New York Supreme and/or Appellate Courts SUPREME COURT, APPELLATE TERM, SECOND DEPARTMENT, 9th and 10th JUDICIAL DISTRICTS


June 13, 2012

THE PEOPLE OF THE STATE OF NEW YORK,
APPELLANT,
v.
JEFF ROSELIEN,
RESPONDENT.

Appeal from an order of the Justice Court of the Town of Woodbury, Orange County (David L. Levinson, J.), dated April 13, 2011.

People v Roselien (Jeff)

Appellate Term, Second Department

Published by New York State Law Reporting Bureau pursuant to Judiciary Law § 431.

This opinion is uncorrected and will not be published in the printed Official Reports.

Decided on June 13, 2012

PRESENT: NICOLAI, P.J., LaCAVA and IANNACCI, JJ

The order granted defendant's motion to vacate a judgment convicting him, upon his plea of guilty, of petit larceny.

ORDERED that the order is reversed, on the law, and the matter is remitted to the Justice Court for a determination de novo, following a hearing, of defendant's motion to vacate the judgment of conviction.

In 2009, a judgment was entered convicting defendant, upon his plea of guilty, of petit larceny (Penal Law § 155.25). In 2011, defendant moved, pursuant to CPL 440.10, to vacate the judgment of conviction on the ground that he had received the ineffective assistance of counsel because his attorney had failed to advise him regarding the immigration consequences of his guilty plea. By order dated April 13, 2011, the Justice Court, without holding a hearing, granted defendant's motion. This appeal by the People ensued.

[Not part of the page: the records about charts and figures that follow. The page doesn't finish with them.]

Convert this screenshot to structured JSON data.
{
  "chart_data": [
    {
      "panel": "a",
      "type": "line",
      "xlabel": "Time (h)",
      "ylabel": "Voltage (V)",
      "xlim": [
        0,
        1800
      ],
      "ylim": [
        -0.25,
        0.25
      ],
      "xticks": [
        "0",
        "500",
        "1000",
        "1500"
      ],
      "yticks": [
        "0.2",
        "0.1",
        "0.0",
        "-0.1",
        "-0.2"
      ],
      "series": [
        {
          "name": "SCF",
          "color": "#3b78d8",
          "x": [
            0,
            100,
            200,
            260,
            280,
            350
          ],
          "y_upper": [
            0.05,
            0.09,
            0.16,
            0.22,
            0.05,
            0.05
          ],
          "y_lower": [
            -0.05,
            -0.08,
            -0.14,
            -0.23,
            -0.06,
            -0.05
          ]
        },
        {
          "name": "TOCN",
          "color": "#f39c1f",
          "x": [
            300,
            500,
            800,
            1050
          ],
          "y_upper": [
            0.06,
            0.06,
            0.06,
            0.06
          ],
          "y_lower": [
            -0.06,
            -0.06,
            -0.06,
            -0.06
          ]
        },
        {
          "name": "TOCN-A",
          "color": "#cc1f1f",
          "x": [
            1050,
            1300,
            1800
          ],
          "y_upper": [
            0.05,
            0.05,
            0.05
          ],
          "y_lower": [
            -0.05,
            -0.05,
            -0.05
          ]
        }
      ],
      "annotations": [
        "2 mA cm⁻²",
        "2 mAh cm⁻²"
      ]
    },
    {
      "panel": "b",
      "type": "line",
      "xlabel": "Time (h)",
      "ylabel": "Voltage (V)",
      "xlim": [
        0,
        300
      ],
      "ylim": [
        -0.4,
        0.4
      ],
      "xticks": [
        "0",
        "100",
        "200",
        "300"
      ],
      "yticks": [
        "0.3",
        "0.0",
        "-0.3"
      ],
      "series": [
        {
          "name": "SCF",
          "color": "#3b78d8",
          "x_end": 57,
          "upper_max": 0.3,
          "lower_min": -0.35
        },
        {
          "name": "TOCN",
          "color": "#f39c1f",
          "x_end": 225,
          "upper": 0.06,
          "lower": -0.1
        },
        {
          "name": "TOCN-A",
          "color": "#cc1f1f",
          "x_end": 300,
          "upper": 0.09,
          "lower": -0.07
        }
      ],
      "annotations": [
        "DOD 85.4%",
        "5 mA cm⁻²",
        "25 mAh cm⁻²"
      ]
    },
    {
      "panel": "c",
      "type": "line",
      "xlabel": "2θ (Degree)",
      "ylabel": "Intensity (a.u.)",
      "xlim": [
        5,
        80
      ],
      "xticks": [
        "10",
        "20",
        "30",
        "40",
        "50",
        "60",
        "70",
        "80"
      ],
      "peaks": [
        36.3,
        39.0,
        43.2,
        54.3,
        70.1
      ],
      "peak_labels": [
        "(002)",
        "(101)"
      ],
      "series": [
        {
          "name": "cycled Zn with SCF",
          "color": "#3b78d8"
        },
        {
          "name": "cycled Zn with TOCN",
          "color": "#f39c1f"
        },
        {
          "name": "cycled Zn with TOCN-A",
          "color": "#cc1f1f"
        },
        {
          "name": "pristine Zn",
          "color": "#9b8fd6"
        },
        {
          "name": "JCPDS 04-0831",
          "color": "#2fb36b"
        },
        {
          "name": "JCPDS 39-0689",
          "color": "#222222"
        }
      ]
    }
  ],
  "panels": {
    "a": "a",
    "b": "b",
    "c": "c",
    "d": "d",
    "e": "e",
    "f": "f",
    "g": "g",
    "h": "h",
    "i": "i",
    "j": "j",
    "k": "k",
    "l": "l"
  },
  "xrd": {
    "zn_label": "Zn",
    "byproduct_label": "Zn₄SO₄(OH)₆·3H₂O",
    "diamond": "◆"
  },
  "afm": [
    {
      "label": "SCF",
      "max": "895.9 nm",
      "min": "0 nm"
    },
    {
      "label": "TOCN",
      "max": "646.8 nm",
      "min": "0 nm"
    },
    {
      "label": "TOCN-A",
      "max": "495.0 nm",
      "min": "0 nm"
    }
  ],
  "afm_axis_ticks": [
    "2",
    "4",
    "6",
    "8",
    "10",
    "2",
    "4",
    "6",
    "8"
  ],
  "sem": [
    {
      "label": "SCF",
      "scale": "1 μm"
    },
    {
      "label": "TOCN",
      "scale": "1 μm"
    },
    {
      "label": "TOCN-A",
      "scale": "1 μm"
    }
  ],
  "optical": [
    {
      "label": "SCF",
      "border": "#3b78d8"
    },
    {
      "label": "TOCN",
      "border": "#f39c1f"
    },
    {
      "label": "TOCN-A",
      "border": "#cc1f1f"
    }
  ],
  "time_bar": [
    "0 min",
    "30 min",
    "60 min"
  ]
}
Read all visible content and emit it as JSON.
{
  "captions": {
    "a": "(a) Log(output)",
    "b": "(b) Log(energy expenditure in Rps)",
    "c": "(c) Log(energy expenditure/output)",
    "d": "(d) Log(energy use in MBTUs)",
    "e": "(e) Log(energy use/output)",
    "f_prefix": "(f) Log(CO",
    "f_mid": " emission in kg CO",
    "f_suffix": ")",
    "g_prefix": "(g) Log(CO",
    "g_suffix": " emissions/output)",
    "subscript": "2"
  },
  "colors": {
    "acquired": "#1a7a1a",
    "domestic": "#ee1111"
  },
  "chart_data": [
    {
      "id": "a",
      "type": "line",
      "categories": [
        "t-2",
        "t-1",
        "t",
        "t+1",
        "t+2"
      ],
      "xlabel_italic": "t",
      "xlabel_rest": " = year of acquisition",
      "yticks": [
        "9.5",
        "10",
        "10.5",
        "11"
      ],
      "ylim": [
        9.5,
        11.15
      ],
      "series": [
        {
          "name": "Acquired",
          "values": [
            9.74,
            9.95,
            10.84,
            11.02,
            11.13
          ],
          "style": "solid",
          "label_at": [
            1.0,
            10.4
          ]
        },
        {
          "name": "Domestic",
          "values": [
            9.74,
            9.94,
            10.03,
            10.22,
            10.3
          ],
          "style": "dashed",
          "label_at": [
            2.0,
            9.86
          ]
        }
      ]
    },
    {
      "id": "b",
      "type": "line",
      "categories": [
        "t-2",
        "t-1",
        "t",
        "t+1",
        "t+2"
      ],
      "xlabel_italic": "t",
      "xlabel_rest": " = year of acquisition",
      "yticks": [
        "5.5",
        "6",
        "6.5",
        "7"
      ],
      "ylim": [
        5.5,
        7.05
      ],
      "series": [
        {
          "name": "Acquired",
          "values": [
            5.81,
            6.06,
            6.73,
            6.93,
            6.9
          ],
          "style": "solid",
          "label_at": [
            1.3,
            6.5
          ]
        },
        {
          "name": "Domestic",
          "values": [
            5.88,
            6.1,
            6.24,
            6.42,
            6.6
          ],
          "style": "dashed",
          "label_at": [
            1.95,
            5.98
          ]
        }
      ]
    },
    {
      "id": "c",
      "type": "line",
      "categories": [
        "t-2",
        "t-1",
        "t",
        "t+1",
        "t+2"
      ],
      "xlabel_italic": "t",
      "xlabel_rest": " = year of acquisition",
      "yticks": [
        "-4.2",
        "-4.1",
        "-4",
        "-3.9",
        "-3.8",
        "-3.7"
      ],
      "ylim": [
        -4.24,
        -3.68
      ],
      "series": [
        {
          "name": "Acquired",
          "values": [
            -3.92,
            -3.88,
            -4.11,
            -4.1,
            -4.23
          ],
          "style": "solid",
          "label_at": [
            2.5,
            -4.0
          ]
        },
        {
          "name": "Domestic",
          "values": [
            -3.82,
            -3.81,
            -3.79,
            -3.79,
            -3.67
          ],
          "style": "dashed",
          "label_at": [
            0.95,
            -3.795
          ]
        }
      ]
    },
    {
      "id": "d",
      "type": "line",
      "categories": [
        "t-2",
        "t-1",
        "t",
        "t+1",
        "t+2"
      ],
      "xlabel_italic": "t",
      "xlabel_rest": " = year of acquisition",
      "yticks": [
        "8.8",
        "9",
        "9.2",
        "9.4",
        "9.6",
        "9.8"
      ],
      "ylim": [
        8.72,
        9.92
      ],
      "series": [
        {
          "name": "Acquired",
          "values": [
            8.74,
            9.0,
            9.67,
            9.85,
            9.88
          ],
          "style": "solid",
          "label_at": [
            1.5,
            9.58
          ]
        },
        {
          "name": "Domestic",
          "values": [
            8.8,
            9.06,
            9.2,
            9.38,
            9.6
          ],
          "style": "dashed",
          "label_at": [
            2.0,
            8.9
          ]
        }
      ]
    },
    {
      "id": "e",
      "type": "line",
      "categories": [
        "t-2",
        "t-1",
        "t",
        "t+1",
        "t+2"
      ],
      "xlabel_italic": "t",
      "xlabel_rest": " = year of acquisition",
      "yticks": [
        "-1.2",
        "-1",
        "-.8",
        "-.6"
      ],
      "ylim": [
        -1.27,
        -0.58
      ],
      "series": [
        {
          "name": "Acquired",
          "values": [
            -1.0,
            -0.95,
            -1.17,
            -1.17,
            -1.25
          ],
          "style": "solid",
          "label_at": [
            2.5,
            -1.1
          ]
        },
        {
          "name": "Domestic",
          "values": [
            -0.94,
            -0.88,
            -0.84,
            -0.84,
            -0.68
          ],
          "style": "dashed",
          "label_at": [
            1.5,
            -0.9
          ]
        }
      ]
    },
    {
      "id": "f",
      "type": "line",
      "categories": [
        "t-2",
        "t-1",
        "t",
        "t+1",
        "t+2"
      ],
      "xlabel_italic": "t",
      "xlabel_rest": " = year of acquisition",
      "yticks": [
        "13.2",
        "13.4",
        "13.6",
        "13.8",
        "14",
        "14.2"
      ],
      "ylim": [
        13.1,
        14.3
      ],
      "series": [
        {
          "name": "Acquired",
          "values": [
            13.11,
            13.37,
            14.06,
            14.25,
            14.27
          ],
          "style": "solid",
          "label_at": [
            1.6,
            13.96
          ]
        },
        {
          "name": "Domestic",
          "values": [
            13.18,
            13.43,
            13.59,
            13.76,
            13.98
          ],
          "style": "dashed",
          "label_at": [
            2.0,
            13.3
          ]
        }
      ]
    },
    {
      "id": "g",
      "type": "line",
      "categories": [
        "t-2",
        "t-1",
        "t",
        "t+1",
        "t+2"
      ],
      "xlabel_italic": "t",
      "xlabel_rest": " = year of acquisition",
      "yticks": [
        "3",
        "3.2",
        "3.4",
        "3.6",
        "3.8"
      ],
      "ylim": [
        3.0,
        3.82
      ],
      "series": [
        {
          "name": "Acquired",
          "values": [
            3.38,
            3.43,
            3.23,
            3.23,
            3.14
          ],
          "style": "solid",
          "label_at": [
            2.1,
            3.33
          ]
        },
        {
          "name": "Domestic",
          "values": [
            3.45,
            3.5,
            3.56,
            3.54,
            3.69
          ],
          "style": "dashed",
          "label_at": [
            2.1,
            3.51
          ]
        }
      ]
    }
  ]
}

In People v Nunez (30 Misc 3d 55 [App Term, 9th & 10th Jud Dists 2010]), this court ruled that the holding of Padilla v Kentucky (559 US , 130 S Ct 1473 [2010]) - - that a defense counsel must inform his client, at the very least, that immigration consequences may result from his guilty plea - - applies retroactively. A review of the record indicates that defendant's affidavits in support of his CPL 440.10 motion to vacate the judgment of conviction demonstrate the existence of an issue of fact as to whether his attorney failed to advise him regarding the immigration consequences of his pending guilty plea. Consequently, a proper determination of the motion called for the making of factual findings, which required a hearing (see CPL 440.30 [5]).

Accordingly, the order is reversed and the matter is remitted to the Justice Court for a determination de novo, following a hearing, of defendant's motion to vacate the judgment of conviction.

Nicolai, P.J., LaCava and Iannacci, JJ., concur.